Вдруг раздалось ясное цоканье подков мерина. Кобыла чуть не налетела в темноте на розвальни, тоже перешла на шаг. Переезжали мостик. Он обтаял. Сыро проползали по его настилу. А внизу овраг, и лес, и тьма, и глухо гудят сосны.
«Классическое место нападений, — подумал Христофоров с неприятным стеснением в груди. — Ну, что ж тут делать… Кажется, еще подъем, но небольшой…» Панкрат Ильич опять стал нахлестывать, и лошади, запаренные, задыхаясь, тяжелой рысью выкатили на изволок. Выемка и овраг остались сзади. Развернулось поле, тьма ровная, но вдалеке, на горизонте, зеленели огни, и на небе заструилось зарево. Москва! Вот она наконец. Сумрачно и зловеще мигали, переливались светлые точки. Сколько раз подъезжал он к ней раньше по железной дороге, и всегда зарево это сияло, но ярче, пышнее. В нем тогда было мягкое и родимое. «Мать — Москва…» Голубая звезда. Как ужасно далеко! А сейчас— злобный дьявольский глаз… Не свет. Не легкость и не радость. Бесплотно, злодейски полыхает колдовской фейерверк.

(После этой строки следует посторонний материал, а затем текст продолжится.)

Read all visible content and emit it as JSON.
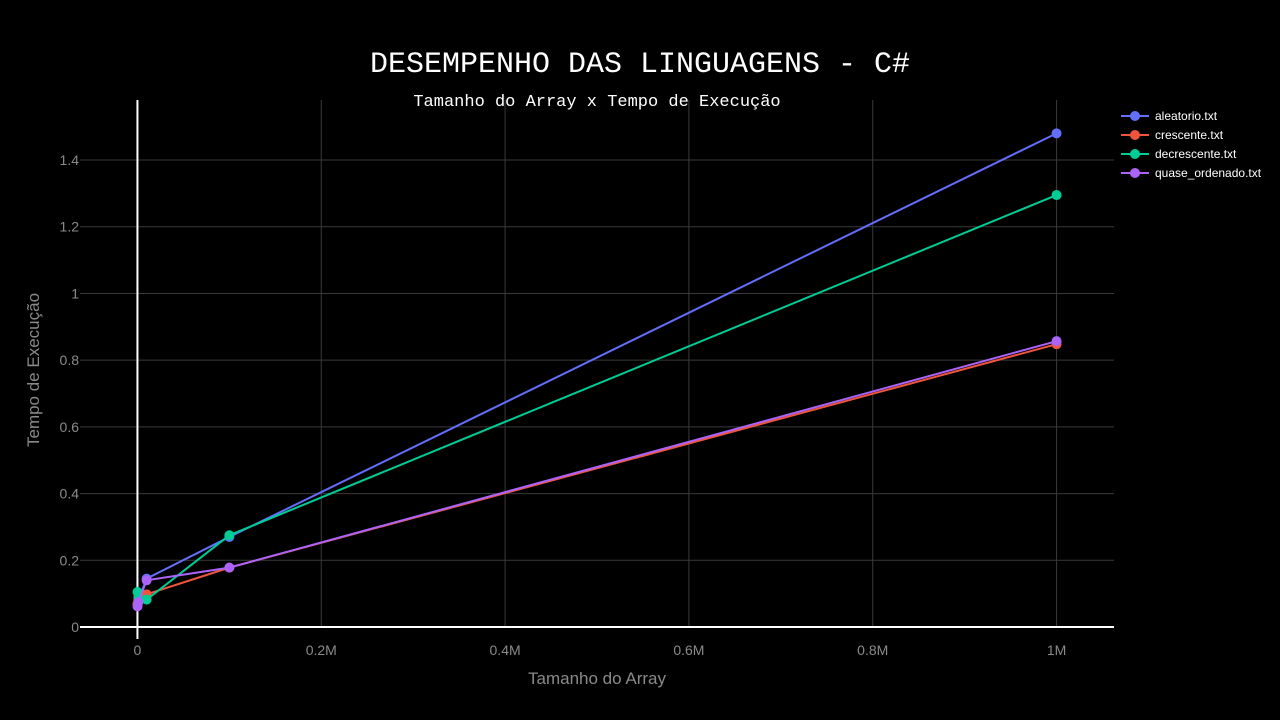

Христофоров вздохнул, поднял воротник снова, глубже вдвинул голову в плечи и расположился дремать. Теперь уже все ясно. Начинаются слободки, где живут огородники, опасности нет, все позади, под мостом, в овраге. А через час новый ночлег, новый чужой приют — ну, разве мало их он видел?
И Христофоров зевнул, закрыл глаза, отдался мерному покачиванию розвальней.
Его разбудил резкий толчок. Серая кобыла вдруг остановилась, он чуть не упал вперед.
— Панкрат Ильич! — крикнул Ваня.
Христофоров видел, как какая-то фигура сбоку бросилась на Ваню, чьи-то руки слева стали шарить и тащить из-под ног Христофорова. Он поднялся в санях, не снимая шубы, и сдавленным голосом пробормотал:
— Что вы тут… зачем это…
Его ударили по уху. Он покачнулся и упал на боровшихся. Вновь те же руки ловко выбрасывали из розвальней вещи. Вдруг из клубка Вани раздался вопль, и фигура метнулась из саней на дорогу. Ваня за ним, и какою-то силой, ему самому непонятной, выскочил вслед и Христофоров.
— Васька, — завопил голос из-за Вани, — у них орудие, зарезал… голубчики… Пали, черт, Васька, пали…
Христофоров обернулся, нескладно развел и поднял руки в тяжелых рукавах шубы, как бы заслоняя борющихся, и прямо в лицо ему дыхнул жар выстрела. На этот раз что-то горячее и острое толкнуло в грудь, и так же, размахнув руками, он упал в грязь на спину. Над ним раздались новые выстрелы, стон, борьба, матерная брань Панкрата Ильича, вновь выстрел, топот убегающих ног.
Аким, старичок в валенках, дядя Панкрата Ильича, жил сторожем на заброшенной фабрике под Москвой. Он знал, что будет ночевать племянник. И когда вечером, в десятом часу, раздался стук в ворота, спокойно надел рваную ватную шапчонку, взял фонарь и пошел отворять. Но совсем взволновался, увидав тело тяжелораненого.